When artist-musician Terry Adkins performs on May 30 at the closing ceremony of his exhibition in tribute to blues legend Bessie Smith, he'll play guitar and leave the horns and woodwinds to Bill Cole. Adkins played sax and flute for the packed opening ceremony on April 24 when local "hoodoo man" Arthur Flowers formed the other half of that evening's improv duet. But woodwinds -- especially Asian double-reed horns -- are Cole's specialty. For next Friday's performance he'll choose among the Chinese sona, Korean hojok and piri, Indian shenai and nagaswarm, Ghandian bamboo flute, Tibetan trumpet and Australian digeridoo.
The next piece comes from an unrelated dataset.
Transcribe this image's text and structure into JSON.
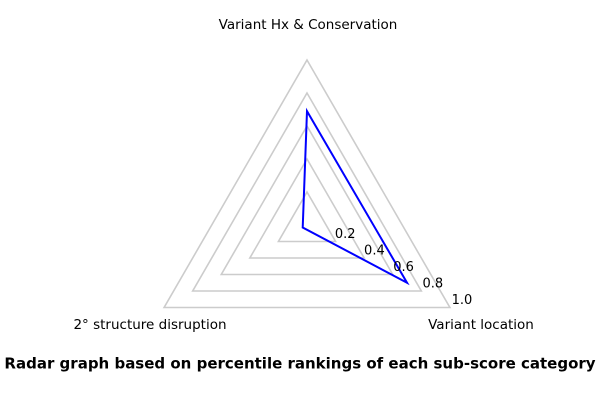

"Songs of Hearth and Valor, Recital in 8 Dominions, After Bessie Smith" is the mixed media exhibition that Adkins first exhibited a year ago in Philadelphia, where Smith spent the last 16 years of her life. SUArt's Jeff Hoone invited Adkins to bring the exhibit to Syracuse.
Adkins will tour it further along a route that replicates Bessie Smith's road shows through Georgia, Texas, Chicago and the Midwest.
Adkins began exhibiting as a visual artist in 1980, adding music in 1984 while touring Europe. He calls this ever-revolving group -- himself and invited local musicians -- the Lone Wolf Recital Corps.
Last week, sitting in his Sims Hall office at Syracuse University's Department of African American Studies, where he'll become chair for a two-year term in the fall, Bill Cole recalled, "I've just talked with Terry Adkins once about this, but I'm an improvisational performer."
In 1992 Cole founded the Untempered Trio -- which became the Untempered Ensemble as it grew to seven. Since 2000, they've released four CDs -- most recently "Seasoning the Greens" -- for Boxholder Records. They've performed in New York City's Town Hall and Symphony Space. Earlier this year Cole and the group performed a new commissioned work at the Brecht Forum.